A Node.js module, meant to be used in Google Cloud Functions or Cloud Run environments, to easily and quickly extract Google Universal Analytics data and store it in a Google BigQuery table of choice.

intro

The script has no external dependancies other than standard GoogleAPIs and BigQuery packages, both included in your Google Cloud project. This means no further installations are needed.
The script is meant to be used with Node.js v.20 but it's also tested on preview v.22.
The code is fully designed to work asynchronously, so let's grab a cup of coffee while you wait for the data to come in.
For about 100.000 rows, it usually takes around 1 minute.

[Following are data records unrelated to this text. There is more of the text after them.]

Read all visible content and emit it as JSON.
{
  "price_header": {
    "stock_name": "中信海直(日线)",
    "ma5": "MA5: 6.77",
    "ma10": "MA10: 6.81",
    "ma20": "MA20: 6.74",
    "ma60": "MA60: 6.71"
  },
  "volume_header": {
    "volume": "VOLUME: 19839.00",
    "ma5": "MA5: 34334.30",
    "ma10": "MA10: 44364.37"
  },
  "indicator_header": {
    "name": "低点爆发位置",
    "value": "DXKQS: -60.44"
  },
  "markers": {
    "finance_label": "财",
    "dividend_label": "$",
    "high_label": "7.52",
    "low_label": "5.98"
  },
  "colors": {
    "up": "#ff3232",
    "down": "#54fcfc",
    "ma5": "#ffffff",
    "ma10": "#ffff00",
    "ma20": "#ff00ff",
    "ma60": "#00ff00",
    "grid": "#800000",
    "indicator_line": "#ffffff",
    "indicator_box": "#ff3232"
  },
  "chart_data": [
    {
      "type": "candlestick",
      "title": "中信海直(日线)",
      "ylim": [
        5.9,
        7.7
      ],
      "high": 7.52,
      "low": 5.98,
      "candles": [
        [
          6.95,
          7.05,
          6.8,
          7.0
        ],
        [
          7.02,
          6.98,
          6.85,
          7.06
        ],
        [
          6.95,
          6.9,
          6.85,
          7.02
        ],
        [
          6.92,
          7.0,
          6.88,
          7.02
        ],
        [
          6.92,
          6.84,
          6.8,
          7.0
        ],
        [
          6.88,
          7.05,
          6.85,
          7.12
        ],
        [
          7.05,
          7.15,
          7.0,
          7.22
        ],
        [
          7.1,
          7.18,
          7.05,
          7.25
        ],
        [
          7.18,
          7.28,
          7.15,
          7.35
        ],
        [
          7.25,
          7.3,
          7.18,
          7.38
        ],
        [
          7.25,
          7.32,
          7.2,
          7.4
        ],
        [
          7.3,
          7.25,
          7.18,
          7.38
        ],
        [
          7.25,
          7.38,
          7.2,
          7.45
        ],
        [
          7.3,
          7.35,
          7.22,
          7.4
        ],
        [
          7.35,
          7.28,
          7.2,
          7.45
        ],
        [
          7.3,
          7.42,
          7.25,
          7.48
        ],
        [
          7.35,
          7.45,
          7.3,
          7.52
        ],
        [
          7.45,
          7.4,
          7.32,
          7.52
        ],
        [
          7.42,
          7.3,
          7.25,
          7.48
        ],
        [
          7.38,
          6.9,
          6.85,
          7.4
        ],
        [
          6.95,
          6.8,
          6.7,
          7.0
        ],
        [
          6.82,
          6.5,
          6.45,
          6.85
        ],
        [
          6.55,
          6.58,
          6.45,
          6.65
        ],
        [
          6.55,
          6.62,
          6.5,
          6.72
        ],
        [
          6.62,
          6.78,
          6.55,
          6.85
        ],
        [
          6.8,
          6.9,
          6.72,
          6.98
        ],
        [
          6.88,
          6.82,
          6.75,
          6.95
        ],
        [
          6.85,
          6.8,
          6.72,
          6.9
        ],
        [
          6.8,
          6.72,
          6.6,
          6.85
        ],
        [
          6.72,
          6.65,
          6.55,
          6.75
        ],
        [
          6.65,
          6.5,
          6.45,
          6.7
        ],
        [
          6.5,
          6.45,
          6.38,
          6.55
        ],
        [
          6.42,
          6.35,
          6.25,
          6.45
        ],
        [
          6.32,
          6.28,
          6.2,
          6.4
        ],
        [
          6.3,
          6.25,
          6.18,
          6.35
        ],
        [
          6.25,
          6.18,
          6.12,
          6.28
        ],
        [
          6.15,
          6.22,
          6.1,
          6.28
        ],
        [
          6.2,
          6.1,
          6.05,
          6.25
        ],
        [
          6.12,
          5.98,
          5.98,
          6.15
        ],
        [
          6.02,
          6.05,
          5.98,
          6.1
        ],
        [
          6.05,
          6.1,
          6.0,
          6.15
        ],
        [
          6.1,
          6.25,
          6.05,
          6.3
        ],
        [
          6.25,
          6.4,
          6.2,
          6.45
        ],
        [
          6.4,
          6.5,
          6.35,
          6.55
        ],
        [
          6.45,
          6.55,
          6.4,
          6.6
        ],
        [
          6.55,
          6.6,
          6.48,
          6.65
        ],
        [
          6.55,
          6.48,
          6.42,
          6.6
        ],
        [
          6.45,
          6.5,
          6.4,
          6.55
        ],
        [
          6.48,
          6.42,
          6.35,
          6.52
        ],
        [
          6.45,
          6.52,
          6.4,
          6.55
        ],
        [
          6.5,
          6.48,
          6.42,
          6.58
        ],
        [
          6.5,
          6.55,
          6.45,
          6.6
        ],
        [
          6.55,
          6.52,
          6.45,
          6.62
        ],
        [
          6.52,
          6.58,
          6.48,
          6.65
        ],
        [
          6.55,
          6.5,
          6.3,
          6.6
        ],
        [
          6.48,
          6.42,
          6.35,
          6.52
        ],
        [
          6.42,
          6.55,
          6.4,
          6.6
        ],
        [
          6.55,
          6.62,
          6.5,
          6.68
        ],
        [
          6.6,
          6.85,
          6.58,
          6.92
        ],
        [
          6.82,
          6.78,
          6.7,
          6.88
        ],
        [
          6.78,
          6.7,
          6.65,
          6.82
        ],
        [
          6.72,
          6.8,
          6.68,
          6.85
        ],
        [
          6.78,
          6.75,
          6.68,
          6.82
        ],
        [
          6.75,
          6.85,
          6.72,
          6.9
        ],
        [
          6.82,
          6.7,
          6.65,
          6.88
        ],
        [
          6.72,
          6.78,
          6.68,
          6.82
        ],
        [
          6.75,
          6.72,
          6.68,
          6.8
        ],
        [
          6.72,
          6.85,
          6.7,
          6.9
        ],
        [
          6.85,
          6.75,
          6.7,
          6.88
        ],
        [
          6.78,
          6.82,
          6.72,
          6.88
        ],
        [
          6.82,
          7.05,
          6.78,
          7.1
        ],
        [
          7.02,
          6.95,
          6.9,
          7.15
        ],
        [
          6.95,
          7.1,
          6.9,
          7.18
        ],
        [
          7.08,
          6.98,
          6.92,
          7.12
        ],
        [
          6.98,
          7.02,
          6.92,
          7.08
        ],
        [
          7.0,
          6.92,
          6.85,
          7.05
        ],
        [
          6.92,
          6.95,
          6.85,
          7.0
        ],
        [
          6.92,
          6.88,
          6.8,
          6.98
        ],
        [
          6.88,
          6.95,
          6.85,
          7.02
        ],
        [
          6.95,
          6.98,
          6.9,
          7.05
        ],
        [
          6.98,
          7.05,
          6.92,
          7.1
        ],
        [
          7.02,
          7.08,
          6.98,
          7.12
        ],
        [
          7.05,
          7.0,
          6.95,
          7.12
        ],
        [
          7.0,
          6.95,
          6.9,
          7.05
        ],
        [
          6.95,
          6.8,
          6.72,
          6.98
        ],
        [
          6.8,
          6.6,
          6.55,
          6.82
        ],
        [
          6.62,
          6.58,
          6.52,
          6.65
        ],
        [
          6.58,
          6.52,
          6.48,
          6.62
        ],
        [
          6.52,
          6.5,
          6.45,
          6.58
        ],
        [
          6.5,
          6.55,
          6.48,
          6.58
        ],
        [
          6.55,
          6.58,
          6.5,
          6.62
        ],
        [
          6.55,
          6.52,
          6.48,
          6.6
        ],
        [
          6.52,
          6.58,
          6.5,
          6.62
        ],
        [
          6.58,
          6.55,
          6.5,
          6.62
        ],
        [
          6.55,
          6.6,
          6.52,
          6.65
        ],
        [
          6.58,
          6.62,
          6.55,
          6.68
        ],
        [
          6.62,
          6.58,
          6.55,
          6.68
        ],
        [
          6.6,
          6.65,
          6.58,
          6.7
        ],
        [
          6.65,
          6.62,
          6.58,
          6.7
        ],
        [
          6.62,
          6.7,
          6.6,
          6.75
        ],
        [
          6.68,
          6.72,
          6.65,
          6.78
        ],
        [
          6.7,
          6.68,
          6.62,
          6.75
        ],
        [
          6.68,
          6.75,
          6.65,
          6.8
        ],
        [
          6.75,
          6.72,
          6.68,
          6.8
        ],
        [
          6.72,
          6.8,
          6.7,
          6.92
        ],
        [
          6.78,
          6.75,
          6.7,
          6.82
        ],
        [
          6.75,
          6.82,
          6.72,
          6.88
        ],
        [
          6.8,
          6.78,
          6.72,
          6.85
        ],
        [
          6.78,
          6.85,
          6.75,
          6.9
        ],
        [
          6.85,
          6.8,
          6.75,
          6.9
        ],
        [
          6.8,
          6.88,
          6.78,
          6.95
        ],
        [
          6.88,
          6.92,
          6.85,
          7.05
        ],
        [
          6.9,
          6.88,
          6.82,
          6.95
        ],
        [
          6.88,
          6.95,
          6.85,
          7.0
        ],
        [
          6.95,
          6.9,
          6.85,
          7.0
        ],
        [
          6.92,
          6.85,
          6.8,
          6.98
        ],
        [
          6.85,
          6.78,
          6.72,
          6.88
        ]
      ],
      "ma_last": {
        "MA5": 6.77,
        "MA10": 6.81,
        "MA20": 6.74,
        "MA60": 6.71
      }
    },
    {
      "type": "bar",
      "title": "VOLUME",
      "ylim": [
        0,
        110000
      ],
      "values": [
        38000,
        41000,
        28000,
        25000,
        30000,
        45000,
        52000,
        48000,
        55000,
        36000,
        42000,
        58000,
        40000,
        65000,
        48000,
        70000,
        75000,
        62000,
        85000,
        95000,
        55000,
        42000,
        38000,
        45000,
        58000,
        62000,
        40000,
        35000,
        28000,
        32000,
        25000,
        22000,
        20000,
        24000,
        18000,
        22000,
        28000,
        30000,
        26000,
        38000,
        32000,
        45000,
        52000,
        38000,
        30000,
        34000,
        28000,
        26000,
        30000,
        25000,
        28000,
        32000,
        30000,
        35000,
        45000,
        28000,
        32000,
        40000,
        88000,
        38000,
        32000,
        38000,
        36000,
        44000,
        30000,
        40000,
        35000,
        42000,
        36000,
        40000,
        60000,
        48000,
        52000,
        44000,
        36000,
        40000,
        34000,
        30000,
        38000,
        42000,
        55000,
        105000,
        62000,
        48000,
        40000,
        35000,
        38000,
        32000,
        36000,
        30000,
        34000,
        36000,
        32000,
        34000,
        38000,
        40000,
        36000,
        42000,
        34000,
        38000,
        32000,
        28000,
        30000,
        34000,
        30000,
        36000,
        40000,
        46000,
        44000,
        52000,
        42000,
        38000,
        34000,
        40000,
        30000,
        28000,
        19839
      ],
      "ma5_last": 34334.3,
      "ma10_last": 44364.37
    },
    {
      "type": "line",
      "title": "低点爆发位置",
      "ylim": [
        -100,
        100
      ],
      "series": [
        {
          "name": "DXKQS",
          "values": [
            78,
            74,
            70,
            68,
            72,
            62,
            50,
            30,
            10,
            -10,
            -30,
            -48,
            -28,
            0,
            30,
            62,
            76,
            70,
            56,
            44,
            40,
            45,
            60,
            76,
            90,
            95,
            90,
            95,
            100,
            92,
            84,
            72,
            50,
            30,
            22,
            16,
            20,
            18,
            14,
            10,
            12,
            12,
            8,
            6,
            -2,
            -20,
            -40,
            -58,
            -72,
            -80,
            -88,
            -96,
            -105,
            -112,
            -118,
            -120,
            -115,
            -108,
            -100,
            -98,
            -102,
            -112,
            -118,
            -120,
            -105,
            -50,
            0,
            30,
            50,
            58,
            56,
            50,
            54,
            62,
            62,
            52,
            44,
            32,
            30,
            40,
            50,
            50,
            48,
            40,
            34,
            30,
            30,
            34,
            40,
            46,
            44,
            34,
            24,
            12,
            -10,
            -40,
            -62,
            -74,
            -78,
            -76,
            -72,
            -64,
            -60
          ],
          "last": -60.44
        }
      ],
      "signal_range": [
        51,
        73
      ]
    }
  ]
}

The script relies on the following environment variables (the dynamic values you can set on Cloud Function and Cloud Run):

  • CLIENT: the Service Account email you need to setup in Google Cloud as project Owner
  • PKEY: the private key you will download from this Service Account settings. Note: Usually the private key shouldn't be exposed, but for simplicity we assume the Google Cloud project user is the only one using this script.
  • VIEW: the UA View ID from which you want to fetch the data
  • TABLE: the BigQuery table to which you're going to save the fetched data
  • STARTDATE: the first date of data extraction (YYYY-MM-dd format)
  • ENDDATE: the final date of data extraction (YYYY-MM-dd format)
  • DATASET: the BigQuery dataset of TABLE
  • PRJ: the Google Cloud project id of DATASET

    One of the cool things of this script is the Dimensions and Metrics are automatically recognized from the TABLE you will use for saving the data. In addition to that, any metric meant to be set as FLOAT field in the BigQuery TABLE (I.e: "sessionsPerUser", "avgSessionDuration" or "goalConversionRateAll", ...) will be rounded to 2 decimals.

installation

  1. Enable the Google Analytics Reporting API at this link: https://console.cloud.google.com/apis/api/analyticsreporting.googleapis.com/
  2. Set a new Service Account in IAM (identities management of your GCP project) and give the "View" privilege to the Universal Analytics properties that include the Views where you want to get the data from.
  3. Go to the Service Account details and move to "Key" section. Add a new JSON key and dowload it.
  4. In your Cloud Function or Cloud Run environment, create a new service with the following configurations:
    • Memory allocated: 1 GB (increase in case of huge volumes of data, but this should be enough)
    • CPU: 1
    • Timeout: 540 seconds
    • Minimum instances: 1
    • Max instances: 100
    • Concurrency: 1
  5. Create as many enviroment variables as specified above in the #intro. For the PKEY variable, paste the complete value you find in the downloaded JSON key, including the "-----BEGIN PRIVATE KEY-----" and "\n-----END PRIVATE KEY-----\n" prefix and suffix.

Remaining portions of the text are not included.